Rocchelli voleva realizzare reportage da Kiev a Donetsk per poi spingersi verso Sloviansk, dove con l’aiuto di Andrej aveva raccolto numerose interviste che raccontavano delle condizioni di vita estrema della popolazione locale.
Le foto dei bunker riattivati e improvvisati per proteggere dai bombardamenti i civili, stipati di bambini di cui molti orfani, ha fatto il giro del mondo, arrivando a essere pubblicate su “The Guardian”.
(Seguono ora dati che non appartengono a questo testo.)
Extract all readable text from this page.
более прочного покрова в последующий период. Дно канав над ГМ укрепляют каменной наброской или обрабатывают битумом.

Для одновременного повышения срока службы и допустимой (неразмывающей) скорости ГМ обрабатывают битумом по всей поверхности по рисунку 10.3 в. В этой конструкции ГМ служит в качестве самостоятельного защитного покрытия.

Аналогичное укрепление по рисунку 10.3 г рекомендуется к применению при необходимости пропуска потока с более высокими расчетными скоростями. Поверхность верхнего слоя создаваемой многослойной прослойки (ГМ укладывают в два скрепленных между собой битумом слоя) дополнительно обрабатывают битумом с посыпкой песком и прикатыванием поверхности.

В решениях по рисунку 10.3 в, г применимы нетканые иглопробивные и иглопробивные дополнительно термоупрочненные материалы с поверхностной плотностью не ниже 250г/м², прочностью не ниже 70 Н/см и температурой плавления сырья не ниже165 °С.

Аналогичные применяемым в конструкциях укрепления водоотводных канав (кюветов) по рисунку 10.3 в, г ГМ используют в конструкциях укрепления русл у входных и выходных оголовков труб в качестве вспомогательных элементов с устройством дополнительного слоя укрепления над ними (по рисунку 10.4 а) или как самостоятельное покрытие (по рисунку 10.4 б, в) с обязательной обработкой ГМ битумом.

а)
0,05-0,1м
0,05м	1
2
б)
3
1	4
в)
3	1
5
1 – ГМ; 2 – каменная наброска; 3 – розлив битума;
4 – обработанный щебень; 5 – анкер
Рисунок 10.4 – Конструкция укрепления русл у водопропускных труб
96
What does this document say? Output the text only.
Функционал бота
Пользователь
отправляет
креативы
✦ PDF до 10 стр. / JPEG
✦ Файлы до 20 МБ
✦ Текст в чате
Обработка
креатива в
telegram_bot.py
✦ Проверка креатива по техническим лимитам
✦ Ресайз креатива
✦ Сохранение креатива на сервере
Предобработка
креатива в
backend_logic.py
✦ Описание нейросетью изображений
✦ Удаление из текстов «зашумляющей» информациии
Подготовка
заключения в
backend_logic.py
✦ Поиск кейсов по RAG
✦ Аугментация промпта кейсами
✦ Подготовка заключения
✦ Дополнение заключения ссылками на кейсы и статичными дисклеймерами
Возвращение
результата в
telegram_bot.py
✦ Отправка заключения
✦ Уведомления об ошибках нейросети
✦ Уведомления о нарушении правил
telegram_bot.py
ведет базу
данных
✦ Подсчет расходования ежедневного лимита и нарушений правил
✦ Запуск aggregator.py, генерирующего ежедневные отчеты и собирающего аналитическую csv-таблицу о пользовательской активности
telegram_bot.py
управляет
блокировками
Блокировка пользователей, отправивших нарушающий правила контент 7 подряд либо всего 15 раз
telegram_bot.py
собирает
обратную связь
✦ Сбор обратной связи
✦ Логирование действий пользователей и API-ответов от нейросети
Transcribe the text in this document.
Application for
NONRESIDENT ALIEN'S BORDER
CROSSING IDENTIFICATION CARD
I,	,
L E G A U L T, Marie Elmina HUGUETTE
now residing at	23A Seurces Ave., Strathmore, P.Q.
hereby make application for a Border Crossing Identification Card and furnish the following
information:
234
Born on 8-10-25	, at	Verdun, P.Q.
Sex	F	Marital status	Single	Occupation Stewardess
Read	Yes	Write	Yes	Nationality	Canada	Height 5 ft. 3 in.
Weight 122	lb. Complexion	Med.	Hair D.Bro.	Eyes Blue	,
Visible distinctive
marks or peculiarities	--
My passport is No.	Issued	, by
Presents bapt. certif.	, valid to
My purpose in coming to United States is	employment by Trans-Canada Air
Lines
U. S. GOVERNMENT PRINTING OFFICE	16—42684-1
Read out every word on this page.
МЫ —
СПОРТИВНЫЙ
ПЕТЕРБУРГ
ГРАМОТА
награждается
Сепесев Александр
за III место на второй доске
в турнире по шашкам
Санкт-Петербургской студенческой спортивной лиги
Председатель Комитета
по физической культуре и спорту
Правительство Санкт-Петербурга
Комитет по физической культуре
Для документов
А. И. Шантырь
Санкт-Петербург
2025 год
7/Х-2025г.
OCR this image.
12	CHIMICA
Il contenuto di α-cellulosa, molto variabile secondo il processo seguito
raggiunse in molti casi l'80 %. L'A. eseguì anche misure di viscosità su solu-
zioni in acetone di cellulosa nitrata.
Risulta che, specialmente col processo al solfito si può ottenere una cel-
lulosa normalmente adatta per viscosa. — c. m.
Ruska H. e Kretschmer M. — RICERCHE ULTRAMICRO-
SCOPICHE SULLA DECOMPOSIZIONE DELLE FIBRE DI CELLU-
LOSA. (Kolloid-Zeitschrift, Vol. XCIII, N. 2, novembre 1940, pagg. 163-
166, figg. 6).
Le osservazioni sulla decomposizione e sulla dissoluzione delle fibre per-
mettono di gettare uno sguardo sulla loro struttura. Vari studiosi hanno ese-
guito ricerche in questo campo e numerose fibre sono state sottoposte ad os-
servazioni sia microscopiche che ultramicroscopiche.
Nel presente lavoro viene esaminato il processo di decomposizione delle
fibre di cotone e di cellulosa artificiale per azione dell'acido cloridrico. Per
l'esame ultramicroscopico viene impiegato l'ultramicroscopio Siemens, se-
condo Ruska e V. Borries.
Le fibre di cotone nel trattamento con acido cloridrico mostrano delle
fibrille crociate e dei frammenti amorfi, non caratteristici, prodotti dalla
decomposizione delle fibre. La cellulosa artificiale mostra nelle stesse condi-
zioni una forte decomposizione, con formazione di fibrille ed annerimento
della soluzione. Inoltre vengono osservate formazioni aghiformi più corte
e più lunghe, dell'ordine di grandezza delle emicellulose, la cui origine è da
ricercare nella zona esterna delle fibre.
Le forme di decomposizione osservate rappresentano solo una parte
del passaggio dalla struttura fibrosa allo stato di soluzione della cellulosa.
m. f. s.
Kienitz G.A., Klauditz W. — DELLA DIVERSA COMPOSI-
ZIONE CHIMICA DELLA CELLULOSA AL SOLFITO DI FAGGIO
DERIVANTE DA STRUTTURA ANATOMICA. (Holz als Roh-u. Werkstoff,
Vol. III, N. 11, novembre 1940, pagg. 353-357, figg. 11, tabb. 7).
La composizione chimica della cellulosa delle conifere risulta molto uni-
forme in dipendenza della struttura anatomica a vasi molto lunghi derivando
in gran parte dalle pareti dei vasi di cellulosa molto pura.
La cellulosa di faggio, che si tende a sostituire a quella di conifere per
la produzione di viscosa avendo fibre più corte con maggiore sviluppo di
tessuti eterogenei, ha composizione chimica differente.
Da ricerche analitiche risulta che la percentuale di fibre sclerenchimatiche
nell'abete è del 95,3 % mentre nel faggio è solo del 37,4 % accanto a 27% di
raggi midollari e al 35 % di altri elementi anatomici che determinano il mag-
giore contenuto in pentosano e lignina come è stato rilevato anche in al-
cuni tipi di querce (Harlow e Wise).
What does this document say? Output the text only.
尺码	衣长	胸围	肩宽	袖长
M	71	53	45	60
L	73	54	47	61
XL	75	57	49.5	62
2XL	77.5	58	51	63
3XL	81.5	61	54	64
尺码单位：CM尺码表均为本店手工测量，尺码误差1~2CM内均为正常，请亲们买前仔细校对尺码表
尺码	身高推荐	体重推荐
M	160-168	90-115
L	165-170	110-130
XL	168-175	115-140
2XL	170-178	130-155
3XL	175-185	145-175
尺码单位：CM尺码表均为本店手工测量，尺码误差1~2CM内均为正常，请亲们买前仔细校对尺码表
E la sua opera di denuncia e di documentazione di un conflitto cruento e dai lati oscuri non si sarebbe arrestata se quel 24 maggio di due anni fa con altri quattro civili inermi, oltre Mironov e all’autista ucraino viaggiavano sulla stessa auto crivellata di colpi di un commando di cecchini anche un giornalista di nazionalità francese William Roguelon e un quinto uomo incontrato sul luogo morto nell’attacco. Solo Rougelon e il conducente della vettura si salvarono. E proprio grazie al collega sopravvissuto, ascoltato nei mesi scorsi dalla Procura di Pavia, è stato possibile acquisire nuovi elementi che hanno portato all’arresto dell’imputato del processo.
Sarà un dibattimento lungo, dove la difesa proverà a smontare le accuse.

“Saremo con loro anche nelle aule del tribunale e continueremo ad illuminare la loro tragedia sino a quando non ci saranno verità e giustizia per Andrea Rocchelli e Andrey Mironov” avverte Giulietti. E noi tutti con lui per dare, oggi più che mai, sostegno alla famiglia Rocchelli affinché sull’omicidio del fotoreporter e del suo compagno di lavoro e di viaggio sia fatta piena luce e giustizia.

Si, giustizia. Perché è l’unica cosa che Elisa e Rino, mai animati da spirito di vendetta, continuano a chiedere da quasi quattro anni. E noi di Articolo 21 con loro. Sempre.